OAK HARBOR, Wash., July 25, 2013 (GLOBE NEWSWIRE) -- Washington Banking Company (Nasdaq:WBCO), the holding company for Whidbey Island Bank, today reported it earned $2.9 million, or $0.19 per diluted share, down from $4.6 million or $0.30 per diluted share, in the preceding quarter and up 2% from $2.8 million, or $0.18 per diluted share in the second quarter of 2012. For the first six months of 2013, Washington Banking earned $7.5 million, or $0.48 per diluted share, compared to $7.6 million, or $0.49 per diluted share in the first half of 2012. The quarterly reforecast of expected cash flows of covered loans prompted additional provisions for these loans, particularly in the hospitality sector, as cash flows are now projected to be lower than previously expected. The net costs associated with the covered loan portfolio were $1.0 million, or $0.07 per share, in the second quarter of 2013 and $1.2 million, or $0.08 per diluted share, in the first six months of 2013. Despite these adjustments, Washington Banking remains solidly profitable, non-covered asset quality continues to improve and loan growth is accelerating.

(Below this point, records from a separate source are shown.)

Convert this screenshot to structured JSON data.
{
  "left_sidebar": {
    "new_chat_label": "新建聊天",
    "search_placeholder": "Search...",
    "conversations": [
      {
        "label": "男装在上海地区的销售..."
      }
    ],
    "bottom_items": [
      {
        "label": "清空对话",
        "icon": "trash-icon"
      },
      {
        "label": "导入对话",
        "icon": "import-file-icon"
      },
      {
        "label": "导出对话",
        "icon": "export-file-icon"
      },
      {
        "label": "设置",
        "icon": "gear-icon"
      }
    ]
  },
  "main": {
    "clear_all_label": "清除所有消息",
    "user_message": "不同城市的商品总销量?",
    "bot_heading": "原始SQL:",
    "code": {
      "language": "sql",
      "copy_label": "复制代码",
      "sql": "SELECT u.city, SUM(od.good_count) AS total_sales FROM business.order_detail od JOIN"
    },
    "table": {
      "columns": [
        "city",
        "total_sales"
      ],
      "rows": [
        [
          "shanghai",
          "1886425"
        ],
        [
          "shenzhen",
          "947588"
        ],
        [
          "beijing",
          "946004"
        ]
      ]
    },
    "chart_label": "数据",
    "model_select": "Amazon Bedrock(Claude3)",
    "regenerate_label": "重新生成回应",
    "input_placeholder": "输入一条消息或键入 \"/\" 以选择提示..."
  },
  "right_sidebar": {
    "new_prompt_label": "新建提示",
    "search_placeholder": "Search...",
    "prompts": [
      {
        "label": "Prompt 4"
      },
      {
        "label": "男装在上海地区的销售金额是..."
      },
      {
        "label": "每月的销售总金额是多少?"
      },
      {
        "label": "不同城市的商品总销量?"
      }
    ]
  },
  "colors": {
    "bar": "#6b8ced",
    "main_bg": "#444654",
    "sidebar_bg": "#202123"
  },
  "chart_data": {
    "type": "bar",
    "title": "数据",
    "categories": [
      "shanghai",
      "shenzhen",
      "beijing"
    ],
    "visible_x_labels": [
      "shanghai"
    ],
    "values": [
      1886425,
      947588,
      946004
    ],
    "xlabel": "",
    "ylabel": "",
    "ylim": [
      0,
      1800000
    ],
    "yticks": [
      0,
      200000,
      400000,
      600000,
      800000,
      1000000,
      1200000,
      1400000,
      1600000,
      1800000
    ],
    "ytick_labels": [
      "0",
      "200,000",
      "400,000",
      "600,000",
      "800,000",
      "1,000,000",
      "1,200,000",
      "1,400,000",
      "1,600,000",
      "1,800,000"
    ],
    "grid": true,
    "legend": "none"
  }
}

"While we have predicted that the impact of the FDIC-assisted transactions would taper off as the portfolio ages, that was not the case this quarter," said Jack Wagner, President and Chief Executive Officer, "as the $61 million pool of covered hospitality loans deteriorated considerably in the second quarter. Consequently, we booked a $10.9 million provision for covered loans, partially offset by an $8.7 million write-up of the FDIC indemnification asset and a $626,000 reversal of the clawback accrual in the quarter." For the first six months of 2013, the provision for covered loans totaled $12.4 million, and for the life of both FDIC-assisted acquisitions, the provision for covered loans has been $15.9 million. Offsetting these provisions were changes in the FDIC indemnification asset and a reduction in the clawback expense, bringing the net costs down to $1.0 million in the second quarter and $1.2 million year to date. The following table details the impact of these items:
|Quarter Ended||Quarter Ended||Quarter Ended||Six Months Ended|
|June 30,||March 31,||June 30,||June 30,|
|Impact of Reforecast of Cashflows of Covered Assets||2013||2013||2012||2013||2012|
|($ in thousands, except per share data)|
|Provision for Loan Losses, Covered Loans||$ 10,914||$ 1,500||$ 398||$ 12,414||$ 398|
|Write-up of FDIC Indemnification Asset||(8,731)||(1,200)||--||(9,931)||--|
|Reversal of Accrued FDIC Clawback Liability||(626)||--||--||(626)||--|
|Impact of Reforecast of Cashflows||1,557||300||398||1,857||398|
|Provision (Benefit) for Income Taxes||(545)||(105)||(139)||(650)||(139)|
|Net Impact of Reforecast of Cashflows||$ 1,012||$ 195||$ 259||$ 1,207||$ 259|
|Fully Diluted Average Common and Equivalent Shares Outstanding||15,552,000||15,519,000||15,446,000||15,529,000||15,449,000|
|Fully diluted Earning per Share Impact||$ (0.07)||$ (0.01)||$ (0.02)||$ (0.08)||$ (0.02)|
"There is no doubt that the CityBank and North County Bank acquisitions made meaningful contributions to our profitability and franchise value over the past three years," Wagner continued. "Since the two FDIC-assisted acquisitions, we have generated covered interest income of over $100 million, produced a net interest margin well above the industry averages, and have several full-service locations in the fastest growing parts of the region."